Delivering the 15th Sapru House Lecture at the Indian Council for World Affairs (ICWA) here, Kishida said it was important for Japan and India to strengthen their maritime cooperation and both sides should "even more proactively assume" their "responsibilities to protect open and stable seas" under their partnership.
Addressing a gathering of diplomats and experts on the subject "Special Partnership for the Era of the Indo-Pacific", Kishida proposed strengthening three bridges that link the region in order to ensure peace and prosperity -- bridge of value and spirit, of a vibrant economy and open and stable seas.
Under the bridge of vibrant economy, Kishida said the bilateral economic partnership has grown strong and should be improved to "facilitate an even greater contribution to the entire Indo-Pacific region".

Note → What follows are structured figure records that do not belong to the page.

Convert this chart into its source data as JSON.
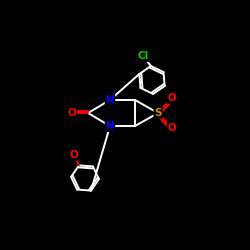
{
  "background_color": "#000000",
  "bond_color": "#ffffff",
  "atom_colors": {
    "N": "#0000ff",
    "O": "#ff0000",
    "S": "#cc8800",
    "Cl": "#00cc00",
    "C": "#ffffff"
  },
  "figsize": [
    2.5,
    2.5
  ],
  "dpi": 100
}
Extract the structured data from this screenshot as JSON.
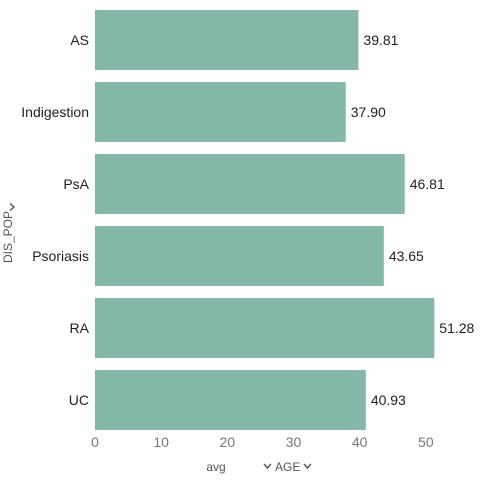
{
  "chart_data": {
    "type": "bar",
    "orientation": "horizontal",
    "categories": [
      "AS",
      "Indigestion",
      "PsA",
      "Psoriasis",
      "RA",
      "UC"
    ],
    "values": [
      39.81,
      37.9,
      46.81,
      43.65,
      51.28,
      40.93
    ],
    "value_labels": [
      "39.81",
      "37.90",
      "46.81",
      "43.65",
      "51.28",
      "40.93"
    ],
    "xticks": [
      0,
      10,
      20,
      30,
      40,
      50
    ],
    "xlim": [
      0,
      53.5
    ],
    "x_aggregate_label": "avg",
    "xlabel": "AGE",
    "ylabel": "DIS_POP",
    "bar_color": "#86b8a9",
    "grid": false
  }
}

He said the Japan-India Investment Promotion Partnership agreed at the summit meeting between Modi and Japanese Prime Minister Shinzo Abe in September last year "seeks synergies between Abenomics and Modinomics" and Japan would contribute to push forward the 'Make in India' initiative.
To boost connectivity between South Asia and Southeast Asia through both land and sea, he said Japan intends to support the construction of an energy network with the South Asian Association for Regional Cooperation (SAARC) region for enhancing regional connectivity.

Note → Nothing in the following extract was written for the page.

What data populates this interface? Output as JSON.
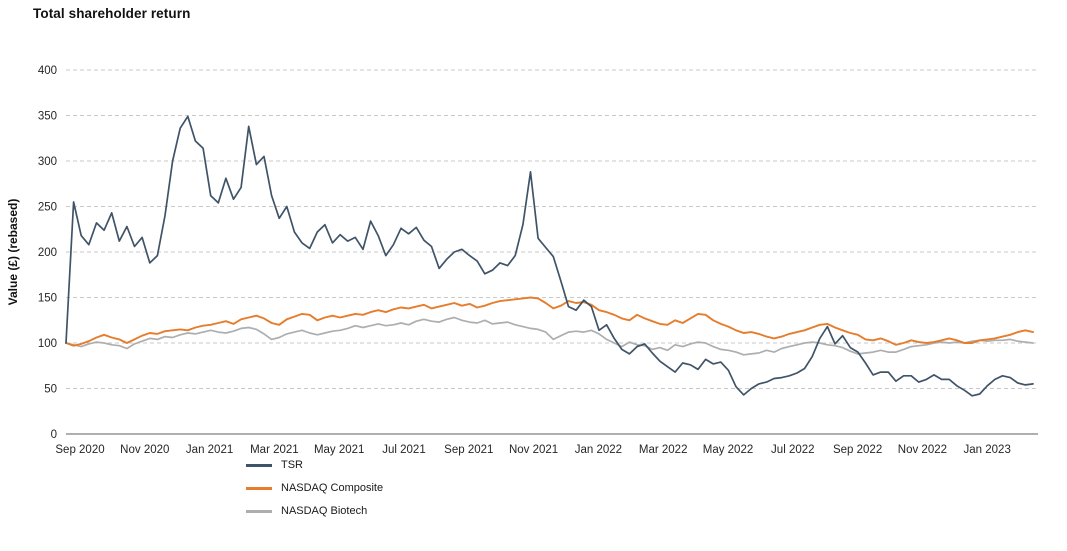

To boost connectivity between SAARC and the 10-member Association for Southeast Asian Nations (ASEAN), Japan would boost aid by "supporting development initiatives" in India's northeast region, he said.
To a question on investing in Arunachal Pradesh, he said they have not decided yet on the issue.
As part of boosting maritime cooperation, he said both sides should boost defence equipment cooperation, including the US-2 amphibian aircraft and Japan's continued participation in the India-US Malabar exercises.
He reiterated Abe's three principles of the rule of law at sea, including clarifying claims on disputed maritime areas, not using force to drive claims and settling the disputes through peaceful means.
Japan is involved in a dispute with China over islands in the East China Sea. Japan has this week announced its biggest ever defence budget - $42 billion - to counter China's increasing military influence in the region.
Under the bridge of values and spirit, Kishida said values of democracy, freedom, open economy and the rule of law are indispensable for the Indo-Pacific region to remain stable and prosperous - and to shine as the centre of the world.
On the issue of reform of the UN Security Council, Kishida said both countries will become driving forces of reform of the world body, and for this, the G4 countries of Japan, India, Germany and Brazil will work together to garner support from the international community.
The Japanese foreign minister, who is in India on a three-day visit for the eighth round of the strategic dialogue, also denounced the Paris terror attacks and said both sides should firmly confront terrorism.
Noting that the year marks the 70th year of the atomic bombings on his country, the Japanese minister expressed appreciation of the Indian parliament for conveying its condolences to the victims of the bombings every year in August.
For working towards the goal of a nuclear weapons-free world, he said they would like to explore how both sides can cooperate for boosting disarmament and non-proliferation efforts under their Special Strategic and Global Partnership.